Il bastone. Caso mai non lo sappiate. Francesco Piccolo da piccolo aveva i brufoli, tanti (“C’erano brufoli veri e propri; c’erano cicatrici di brufoli – perché erano brufoli consumati, andati a male, premuti fino a far uscire prima il pus poi il sangue poi una materia trasparente e poi più nulla; c’erano brufoli scorticati distrattamente, oppure c’erano brufoli vivi, freschi, con del pus giallo visibile…”), da ragazzo aveva le emorroidi (“Andavo in bagno e fuoriuscivano queste due palline infiammate e restavano fuori per un po’”) e il cazzo non lo chiama cazzo e neanche minchia o pisello o pene. Lo chiama ‘pirellino’. Al ‘pirellino’ – che a me fa venire in mente il Pirellone, piuttosto – Francesco Piccolo, quando ce l’aveva piccolo, è stato operato, circonciso a quel che è dato supporre. Quando il ‘pirellino’ diventa adulto, Piccolo lo chiama cazzo, ma la ‘fica’ sempre fica è. Quando Piccolo si sente in forma – quasi sempre, si desume, dacché ha vinto lo Strega – dice che si sente ‘stocazzo’. Ad ogni modo, Piccolo ha un animale dentro, che lo tormenta, che ha tentato di reprimere, ma non riesce. Di certo, narrativamente, scrivere di sesso gli viene male (“Nuda aveva un corpo più bello di quanto lo avessi immaginato vedendola sul campo. Le tette erano davvero indimenticabili, e mentre scopavamo in modo facile, non teso come succede la prima volta, ho sentito una specie di euforia”: beh, a uno scrittore chiederemmo la grazia di un aggettivo più articolato di indimenticabili per descrivere due tette “davvero indimenticabili”).
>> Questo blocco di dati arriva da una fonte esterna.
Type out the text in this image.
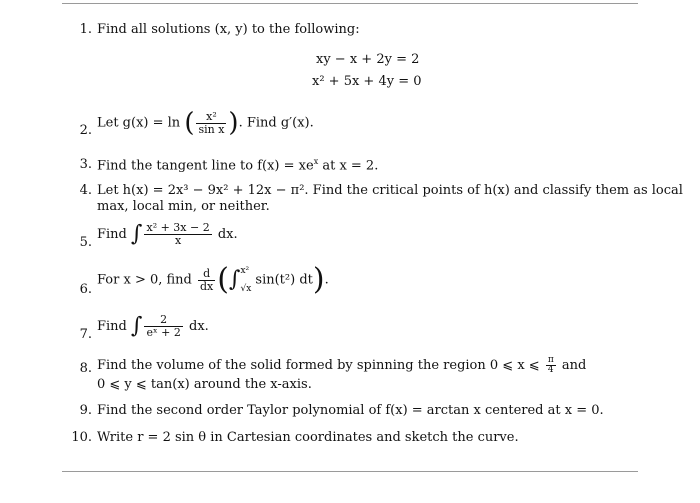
1. Find all solutions (x, y) to the following:
xy − x + 2y = 2
x² + 5x + 4y = 0
2. Let g(x) = ln ( $\frac{\text{x²}}{\text{sin x}}$ ). Find g′(x).
3. Find the tangent line to $f(x) = xe^x$ at x = 2.
4. Let h(x) = 2x³ − 9x² + 12x − π². Find the critical points of h(x) and classify them as local
max, local min, or neither.
5.
Find ∫ $\frac{\text{x² + 3x − 2}}{x}$ dx.
6.
For x > 0, find $\frac{d}{dx}$ (∫ x²
√x
sin(t²) dt).
7.
Find ∫ $\frac{2}{\text{eˣ + 2}}$ dx.
8. Find the volume of the solid formed by spinning the region 0 ⩽ x ⩽ $\frac{\pi}{4}$ and
0 ⩽ y ⩽ tan(x) around the x-axis.
9. Find the second order Taylor polynomial of f(x) = arctan x centered at x = 0.
10. Write r = 2 sin θ in Cartesian coordinates and sketch the curve.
E poi, a chi importa se Piccolo era bravo a giocare a pallacanestro – e piuttosto manesco – e gli piaceva la compagna di tennis dalle tette “indimenticabili”? La biografia adolescenziale di Piccolo non tocca gli universali, non va oltre il quartiere dei fatti suoi, è piena di eventi dimenticabili, è un diario delle polluzioni notturne, nostalgiche.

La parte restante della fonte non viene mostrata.